To study this, we built a digital version of a real ant environment. Using 3D scanning and simulation tools, we recreated a laboratory arena and captured what the world looks like from an ant's perspective. Instead of giving our models full access to the environment, we broke it down into a grid of visual snapshots, thousands of panoramic views taken from different positions and directions.

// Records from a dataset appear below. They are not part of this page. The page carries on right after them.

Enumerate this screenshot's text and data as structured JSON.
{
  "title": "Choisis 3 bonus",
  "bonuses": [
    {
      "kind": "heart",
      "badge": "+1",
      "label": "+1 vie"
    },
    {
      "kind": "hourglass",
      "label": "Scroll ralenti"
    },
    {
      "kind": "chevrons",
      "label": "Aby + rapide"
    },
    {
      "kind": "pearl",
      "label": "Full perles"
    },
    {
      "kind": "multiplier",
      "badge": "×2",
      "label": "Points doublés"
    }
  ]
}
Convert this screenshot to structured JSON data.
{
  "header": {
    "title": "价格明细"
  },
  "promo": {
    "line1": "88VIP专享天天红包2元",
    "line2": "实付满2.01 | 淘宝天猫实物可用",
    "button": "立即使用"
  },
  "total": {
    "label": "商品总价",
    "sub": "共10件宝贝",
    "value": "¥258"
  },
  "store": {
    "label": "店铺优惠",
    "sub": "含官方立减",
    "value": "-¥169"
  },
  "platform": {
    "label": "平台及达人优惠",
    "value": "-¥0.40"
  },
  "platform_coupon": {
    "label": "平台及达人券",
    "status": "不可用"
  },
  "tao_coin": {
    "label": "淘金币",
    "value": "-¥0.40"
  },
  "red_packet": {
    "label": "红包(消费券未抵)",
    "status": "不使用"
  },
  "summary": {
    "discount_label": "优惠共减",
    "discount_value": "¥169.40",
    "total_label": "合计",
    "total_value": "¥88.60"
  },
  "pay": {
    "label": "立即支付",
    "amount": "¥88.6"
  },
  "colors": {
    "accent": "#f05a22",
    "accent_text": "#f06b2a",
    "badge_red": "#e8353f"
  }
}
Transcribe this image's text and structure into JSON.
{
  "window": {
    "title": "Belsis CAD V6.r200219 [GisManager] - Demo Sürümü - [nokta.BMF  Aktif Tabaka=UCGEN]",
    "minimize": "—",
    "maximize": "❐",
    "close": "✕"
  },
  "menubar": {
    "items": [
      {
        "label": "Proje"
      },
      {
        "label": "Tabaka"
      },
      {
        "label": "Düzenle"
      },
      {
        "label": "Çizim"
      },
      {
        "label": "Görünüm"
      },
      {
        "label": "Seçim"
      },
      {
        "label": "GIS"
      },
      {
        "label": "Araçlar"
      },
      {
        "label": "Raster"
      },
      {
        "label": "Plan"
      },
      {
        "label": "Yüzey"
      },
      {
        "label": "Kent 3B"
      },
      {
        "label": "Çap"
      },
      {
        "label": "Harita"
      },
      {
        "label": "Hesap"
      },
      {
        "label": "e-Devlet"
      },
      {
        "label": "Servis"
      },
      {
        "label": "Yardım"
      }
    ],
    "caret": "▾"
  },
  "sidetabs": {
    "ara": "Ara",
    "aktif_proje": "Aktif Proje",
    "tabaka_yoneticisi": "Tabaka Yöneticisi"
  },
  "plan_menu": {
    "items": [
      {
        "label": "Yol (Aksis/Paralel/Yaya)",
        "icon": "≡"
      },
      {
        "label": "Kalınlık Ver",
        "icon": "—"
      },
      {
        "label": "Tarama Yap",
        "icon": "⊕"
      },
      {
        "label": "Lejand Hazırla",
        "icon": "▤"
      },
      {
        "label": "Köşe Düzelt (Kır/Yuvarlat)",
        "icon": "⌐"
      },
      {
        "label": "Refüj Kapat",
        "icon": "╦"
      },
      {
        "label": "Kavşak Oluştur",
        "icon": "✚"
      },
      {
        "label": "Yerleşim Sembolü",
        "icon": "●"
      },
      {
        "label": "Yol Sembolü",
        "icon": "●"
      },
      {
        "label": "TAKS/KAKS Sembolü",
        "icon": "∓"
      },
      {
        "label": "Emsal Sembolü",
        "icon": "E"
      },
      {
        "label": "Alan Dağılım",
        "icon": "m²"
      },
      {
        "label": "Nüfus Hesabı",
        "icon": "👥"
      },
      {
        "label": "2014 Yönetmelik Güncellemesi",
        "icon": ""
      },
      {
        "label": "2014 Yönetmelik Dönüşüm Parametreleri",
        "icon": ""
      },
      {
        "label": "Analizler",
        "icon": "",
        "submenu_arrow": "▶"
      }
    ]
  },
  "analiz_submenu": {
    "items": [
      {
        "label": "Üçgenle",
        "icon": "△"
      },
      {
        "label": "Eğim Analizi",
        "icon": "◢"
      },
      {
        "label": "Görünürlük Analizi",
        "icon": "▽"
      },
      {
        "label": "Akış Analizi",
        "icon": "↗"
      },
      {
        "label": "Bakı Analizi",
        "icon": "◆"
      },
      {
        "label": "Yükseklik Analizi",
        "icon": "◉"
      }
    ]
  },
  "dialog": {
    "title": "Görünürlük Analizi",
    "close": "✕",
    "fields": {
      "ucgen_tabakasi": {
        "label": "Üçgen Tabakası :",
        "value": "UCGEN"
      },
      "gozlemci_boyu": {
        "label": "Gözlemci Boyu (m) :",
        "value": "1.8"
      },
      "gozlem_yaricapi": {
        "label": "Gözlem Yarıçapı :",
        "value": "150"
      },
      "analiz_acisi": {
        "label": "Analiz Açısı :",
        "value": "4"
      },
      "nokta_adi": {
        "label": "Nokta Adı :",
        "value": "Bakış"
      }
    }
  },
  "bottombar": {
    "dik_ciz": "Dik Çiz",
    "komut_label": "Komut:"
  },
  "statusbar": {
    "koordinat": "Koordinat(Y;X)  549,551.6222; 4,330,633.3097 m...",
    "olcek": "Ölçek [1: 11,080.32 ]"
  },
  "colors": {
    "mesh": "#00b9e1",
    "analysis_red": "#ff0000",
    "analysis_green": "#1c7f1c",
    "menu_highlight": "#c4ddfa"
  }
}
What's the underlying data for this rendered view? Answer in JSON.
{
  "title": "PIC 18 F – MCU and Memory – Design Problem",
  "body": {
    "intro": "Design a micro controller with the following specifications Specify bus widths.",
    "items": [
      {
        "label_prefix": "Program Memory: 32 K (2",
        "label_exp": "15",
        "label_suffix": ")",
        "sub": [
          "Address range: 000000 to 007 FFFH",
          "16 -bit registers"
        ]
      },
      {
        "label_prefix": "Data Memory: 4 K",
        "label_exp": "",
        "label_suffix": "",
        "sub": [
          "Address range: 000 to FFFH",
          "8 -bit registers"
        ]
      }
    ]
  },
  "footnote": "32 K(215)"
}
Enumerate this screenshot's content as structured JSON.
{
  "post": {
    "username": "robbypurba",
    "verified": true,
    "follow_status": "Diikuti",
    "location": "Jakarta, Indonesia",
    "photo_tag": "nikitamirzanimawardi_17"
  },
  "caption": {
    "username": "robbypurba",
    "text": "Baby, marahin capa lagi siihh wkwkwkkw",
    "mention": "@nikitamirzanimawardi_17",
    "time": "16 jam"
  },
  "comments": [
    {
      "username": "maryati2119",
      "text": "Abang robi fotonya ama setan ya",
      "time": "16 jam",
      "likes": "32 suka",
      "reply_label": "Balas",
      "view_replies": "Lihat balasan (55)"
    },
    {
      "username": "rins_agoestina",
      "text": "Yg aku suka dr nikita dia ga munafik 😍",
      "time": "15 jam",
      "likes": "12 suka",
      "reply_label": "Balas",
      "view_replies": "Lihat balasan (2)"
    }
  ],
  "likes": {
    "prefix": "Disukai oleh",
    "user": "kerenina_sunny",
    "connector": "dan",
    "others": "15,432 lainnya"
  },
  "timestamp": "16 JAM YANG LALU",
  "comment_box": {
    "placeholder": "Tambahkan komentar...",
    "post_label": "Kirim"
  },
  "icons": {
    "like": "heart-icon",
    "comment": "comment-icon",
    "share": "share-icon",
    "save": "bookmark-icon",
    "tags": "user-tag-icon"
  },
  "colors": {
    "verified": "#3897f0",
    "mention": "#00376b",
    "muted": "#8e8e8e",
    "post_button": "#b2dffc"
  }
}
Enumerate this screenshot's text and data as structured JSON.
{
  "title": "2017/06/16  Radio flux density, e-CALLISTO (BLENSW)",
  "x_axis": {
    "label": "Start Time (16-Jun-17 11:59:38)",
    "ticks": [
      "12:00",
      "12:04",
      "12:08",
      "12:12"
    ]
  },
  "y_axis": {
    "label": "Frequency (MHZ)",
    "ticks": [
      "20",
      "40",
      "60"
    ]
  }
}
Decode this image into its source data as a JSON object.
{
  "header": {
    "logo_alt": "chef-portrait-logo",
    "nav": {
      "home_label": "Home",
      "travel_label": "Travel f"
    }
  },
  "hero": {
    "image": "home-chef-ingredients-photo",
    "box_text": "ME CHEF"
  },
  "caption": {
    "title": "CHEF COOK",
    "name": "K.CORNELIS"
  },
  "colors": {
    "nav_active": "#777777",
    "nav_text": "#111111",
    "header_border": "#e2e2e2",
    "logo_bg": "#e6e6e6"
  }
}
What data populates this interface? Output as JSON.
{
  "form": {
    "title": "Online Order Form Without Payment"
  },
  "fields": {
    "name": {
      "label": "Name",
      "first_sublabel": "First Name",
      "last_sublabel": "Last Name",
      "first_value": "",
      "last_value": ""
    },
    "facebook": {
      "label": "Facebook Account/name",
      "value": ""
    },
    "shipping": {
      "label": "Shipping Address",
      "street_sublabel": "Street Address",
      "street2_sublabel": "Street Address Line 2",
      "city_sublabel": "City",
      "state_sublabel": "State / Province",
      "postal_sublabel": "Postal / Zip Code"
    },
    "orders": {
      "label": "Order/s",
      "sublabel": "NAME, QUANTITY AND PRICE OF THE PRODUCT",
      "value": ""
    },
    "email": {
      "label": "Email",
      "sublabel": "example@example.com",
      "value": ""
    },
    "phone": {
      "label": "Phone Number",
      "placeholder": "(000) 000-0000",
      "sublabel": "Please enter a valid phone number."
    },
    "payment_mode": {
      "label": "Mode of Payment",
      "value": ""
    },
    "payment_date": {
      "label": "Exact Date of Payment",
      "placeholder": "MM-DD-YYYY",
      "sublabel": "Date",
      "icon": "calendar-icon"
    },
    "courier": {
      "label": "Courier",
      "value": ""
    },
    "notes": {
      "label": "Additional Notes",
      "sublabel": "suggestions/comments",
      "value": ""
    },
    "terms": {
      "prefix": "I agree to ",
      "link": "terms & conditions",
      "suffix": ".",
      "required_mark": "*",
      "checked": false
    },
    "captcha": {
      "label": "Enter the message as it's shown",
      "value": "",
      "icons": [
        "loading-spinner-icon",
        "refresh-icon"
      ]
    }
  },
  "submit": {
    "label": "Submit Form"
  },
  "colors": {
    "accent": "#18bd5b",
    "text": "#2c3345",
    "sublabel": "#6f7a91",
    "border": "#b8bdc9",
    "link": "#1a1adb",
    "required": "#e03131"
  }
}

This means our algorithms experience the world in a similar way to ants: locally, visually, and step-by-step. This grid-based setup lets us test how well different learning systems can move through space using only what they “see,” rather than relying on maps or global knowledge. This made it easier to render.
The development of this simulation allows us to gather datasets from a first person perspective of each ant, leading towards the potential for development of LBMs.

Ant recreation

We also collected real data from ants exploring the arena. By tracking their movements, we could study how they behave when learning a new environment. One key observation is that ants don’t just move directly to a goal. Instead, they:

- Explore widely
- Make frequent turns and oscillations
- Gradually refine their routes over time


These behaviours help them gather information and adapt if the environment changes. Capturing this balance between exploration and efficiency is one of the main challenges for artificial systems.

Preliminary work with GAs

As a first step, we tested genetic algorithms (GAs), a type of optimisation inspired by evolution.

In this setup:

- Each “agent” represents a possible navigation strategy developed from an evolving neural network
- Better strategies (those that get closer to the food target) are selected
- Over time, these strategies evolve using mutations of Gaussian noise for weights and biases


We found that genetic algorithms can learn effective routes through the environment. In many cases, they quickly discover direct paths to the target. However, their behaviour differs from real ants:

- They tend to take straighter, more efficient paths
- They show less exploration and fewer directional changes
- They resemble the average outcome of many ants, rather than the behaviour of a single individual


This suggests that while GAs are good at optimisation, they may miss some of the richer, exploratory behaviours seen in biology.